The normative flow of Cyber Standards, as described in the section above, assumes that organizations and their people optimize their cyber risk reduction activities, thus their cyber strategy. And they do this by employing the stratified yet charmingly cohesive, framework-model-standard-flow.
Homo Cyberus, We Are Not
Behavioral economics (“Oh god, here he goes again!” – no, just hear me out!). Behavioral economics recognizes that normative models work for Econs, but not for Humans. We are, after all, not (always) rational. Similarly, behavioral cybersecurity prospects the theory that normative, that is optimized, organizational risk reduction models, aka Cyber Standards, are not only impractical but fail to recognize the reality of all but the tiniest fraction of cyber-aware organizations. Now, I am not making the argument that Standards need to change; having normative models are an important tool to guide the progression of cyber-embetterment. What I am arguing against is the industry’s dogmatic adherence to the gum-flapping that what makes for a good normative model ipso facto makes for good/practical/implementable prescription.
Homo Cyberius, we are not!
There is much more that should be said on this topic, but I will save it for another article.
“Why,” No one is asking.
“Because I am tired now and want to go home, but here is my number. Maybe we could go out for coffee sometime?”
“Great, or maybe we could get together and just eat a bunch of caramels.”
“When you think about it, it’s just as arbitrary as drinking coffee.”
“Okay, sounds good.”
Until next time, intrepid risk managers!
“Normative taxonomy”: More appropriately, this Standards taxonomy is more axiomatic, as, to my knowledge, there are no universally accepted, documented, and bounded, definitions that are needed to support a normative model. My use here and immediate parenthetical correction of normative is, admittedly, a flaunting waggle to the lack of rigor within Cyber Standards in general, and the industry as a whole.

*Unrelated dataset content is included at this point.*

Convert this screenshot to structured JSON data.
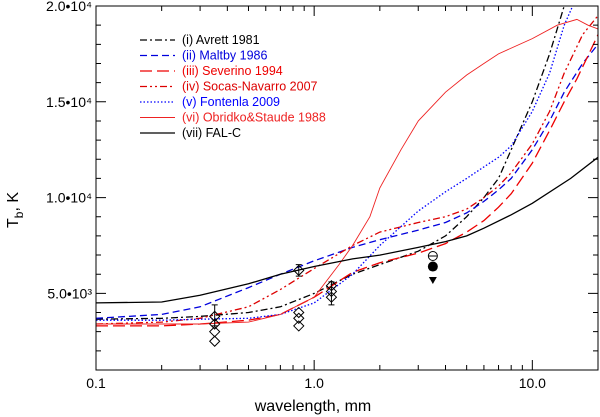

“generally defined”: While the hierarchy can be said to have a normative structure, not all Standards development bodies adhere to a taxonomic use case.
“Cybersecurity Capability Maturity Model”: While I used the C2M2 as a generic example of a cyber model, I would like to point out that the C2M2 is actually a maturity model. A maturity model not only encourages organizations to select the appropriate practices but also the level of the desired maturity for those practices. The C2M2 uses the FiLiPiNi (phil-a-pee-knee) scale: Fully-, Largely-, Partially-, and Not-Implemented.
“Misbehaving”: Richard Thaler, Misbehaving (New York: W.M. Norton, 2015)
“Homo economicus”: Thaler p.4.
“Prospects the theory”: Hehehehe, prospect theory, get it? A Kahneman & Tversky easter egg!